Convert the file into PEM format:
$ openssl pkcs12 -in certbundle.p12 -out certbundle.pem -nodes
(use the export passphrase)
Extract the key:
$ openssl pkcs12 -in certbundle.pem -export -out certkey.p12 -nocerts -nodes
Import the key into gpgsm:
$ gpgsm --call-protect-tool --p12-import --store certkey.p12
Now one has to add the issuers certificate (Thawte) into gpgsm, you can use the certs included in the Freemail cert, but I did the following:
$ gpgsm --import /usr/share/ca-certificates/mozilla/Thawte*
(Thawte_Personal_Basic_CA.crt, Thawte_Personal_Premium_CA.crt, Thawte_Server_CA.crt, Thawte_Personal_Freemail_CA.crt, Thawte_Premium_Server_CA.crt, Thawte_Time_Stamping_CA.crt)
Check if your key has been added:
$ gpgsm --list-secret-keys
If this doesn't show a secret key, you may have to import the three certificates from certbundle.pem: separate them to three files (starting with "--- BEGIN CERTIFICATE ---" and ending with "--- END CERTIFICATE ---"), then run
$ gpgsm --import cert1.pem cert2.pem cert3.pem
You need to create the file (if it doesn't exist) "$HOME/.gnupg/trustlist.txt" to add Thawte to the trusted key list. This makes it possible to verify/sign/.../ with your Thawte certificate. I also added my own certificate to the trustlist.
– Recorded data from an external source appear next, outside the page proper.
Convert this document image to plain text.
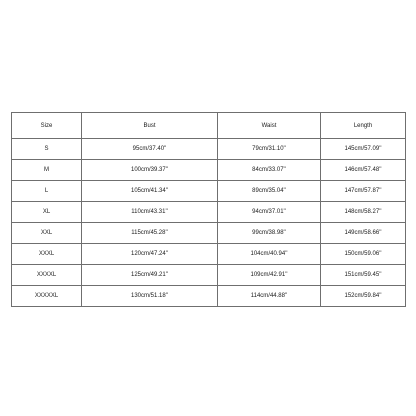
Size	Bust	Waist	Length
S	95cm/37.40''	79cm/31.10''	145cm/57.09''
M	100cm/39.37''	84cm/33.07''	146cm/57.48''
L	105cm/41.34''	89cm/35.04''	147cm/57.87''
XL	110cm/43.31''	94cm/37.01''	148cm/58.27''
XXL	115cm/45.28''	99cm/38.98''	149cm/58.66''
XXXL	120cm/47.24''	104cm/40.94''	150cm/59.06''
XXXXL	125cm/49.21''	109cm/42.91''	151cm/59.45''
XXXXXL	130cm/51.18''	114cm/44.88''	152cm/59.84''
Add the following lines which contain the fingerprint (not serial number!) of the key and the letter S at the end:
# 1.2.840.1135188.8.131.52=#706572736F6E616C2D667265656D61696C407468617774652E636F6D,CN=Thawte # Personal Freemail CA,OU=Certification Services Division,O=Thawte # Consulting,L=Cape Town,ST=Western Cape,C=ZA 209900B63D955728140CD13622D8C687A4EB0085 S
You'll enter your own key similarly
This is my "$HOME/.gnupg/gpgsm.conf":
disable-crl-checks disable-policy-checks auto-issuer-key-retrieve debug-level basic
You will also probably want to enter your:
gpg-agent is only necessary for caching the passphrase: "$HOME/.gnupg/gpg-agent.conf"
pinentry-program /usr/bin/pinentry-qt default-cache-ttl 86400 # be aware that the passphrases will be cached for 86400 seconds! set accordingly to your need max-cache-ttl 86400 disable-scdaemon allow-mark-trusted
Working with S/MIME plugin and problems/bugs
- As of current CVS (CM =>2.7.0cvs11 and S/MIME >=0.5.8cvs2) the S/MIME plugin is more RFC compliant and signing, encrypting, decrypting and verifying messages is working very well now. I tested compatibility with Outlook 11 and Thunderbird, some Kmail emails in my inbox decrypt fine too!
- I'm only aware of one problem, where you'll get "Bad signature" warnings, when you forward (via CM) a signed+encrypted email with an attachment and sign+encrypt the email itself again too.
- Error: Couldn't decrypt: "unsupported algorithm" - this happens when you receive an email which got encrypted with RC2 algorithm (e.g. some Outlook 11 and some Thunderbird MUAs). I'm currently not aware of a solution, as the underlying libgcrypt doesn't handle it for patent reasons. (see https://intevation.de/roundup/aegypten/issue11 and http://forums.mozillazine.org/viewtopic.php?p=2858116 )
- It seems the "Trust key" dialog doesn't show the name of the key, e.g. "The key of ' ' is not fully trusted".
CM first asks for the key of the recipient and then asks for the sender's key because CM can't extract it properly: "No exact match for 'email@address'; please select the key." (guess that is because I have two certs..).
If I send an email to a friend and include myself (To:), CM will ask me three times for the correct keys.
- As of now the "Select Keys" dialog when encrypting emails is a bit awkward to use if you have more than one key (e.g. one additional key that is expired and you still want to keep it to be able to decrypt older emails). It only shows the Key ID and no info about the expiry date which makes it more difficult to choose the correct one.